Rien ne passe à travers, la toile est hissée. Vous êtes visibles. Vous êtes au sec pendant l’averse. Celle-ci se termine ? Vous pouvez garder le poncho sur vous et passer les bras hors du vêtement pour goûter l’air frais.

Le poncho couvre le haut de votre corps, mais pas seulement ! L’avant, l’arrière, le bas aussi. Comment ? Le poncho Vaude est conçu pour le vélo : attrapez les ganses qui vous permettent de tenir la toile, tout en tenant le guidon. Vous gardez le contrôle complet de votre monture, et vous protégez vos jambes dans le même temps. Résultat ? Avec une bonne paire de garde-boue, plus besoin de pantalon de pluie. Plus besoin de traîner des couvre-chaussures. Vous êtes couverts, avec une seule pièce.

Poncho_Vaude_Couvert complet

La toile est hissée. Et le vent ? Bien sûr vous avez une prise au vent plus importante. Et alors ? Quand bien même vous prenez plus de vent, je peux vous garantir que vous rentrerez aussi vite chez vous, voire plus vite que si vous aviez à mettre votre couvre-casque, votre manteau gore-tex, vos pantalons de pluie, vos couvre-chaussures… etc… Quant aux risques sur la route, là-aussi je peux vous assurer que vous garderez le contrôle de votre vélo, que vous serez très visibles, autant au  »sec » que possible et que les quelques pluies qui restent à venir seront bien plus  »faciles » à aborder qu’avec tout autre artifice pour s’en protéger !

Foi de cycliste.

Achetez ici : Vaude Poncho CoveroBrooks Cape.

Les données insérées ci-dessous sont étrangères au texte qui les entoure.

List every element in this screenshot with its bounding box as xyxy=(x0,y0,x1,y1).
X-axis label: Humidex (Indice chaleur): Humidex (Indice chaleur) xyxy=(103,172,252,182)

Poncho_Vaude_La face cachée
Les ganses permettent de garder le contrôle du vélo et de maintenir la cape en place pour bien couvrir les jambes.

 

Poncho_Vaude_Compact_Rangement
Le poncho se replie au complet dans sa poche… Comme un authentique K-way. Résultat : hyper compact et toujours prêt à être sorti en cas de pluie !
Poncho_Vaude_allure debout
Existe aussi en gris et noir. La toile couvre tout le corps sans risque de se prendre dans les roues.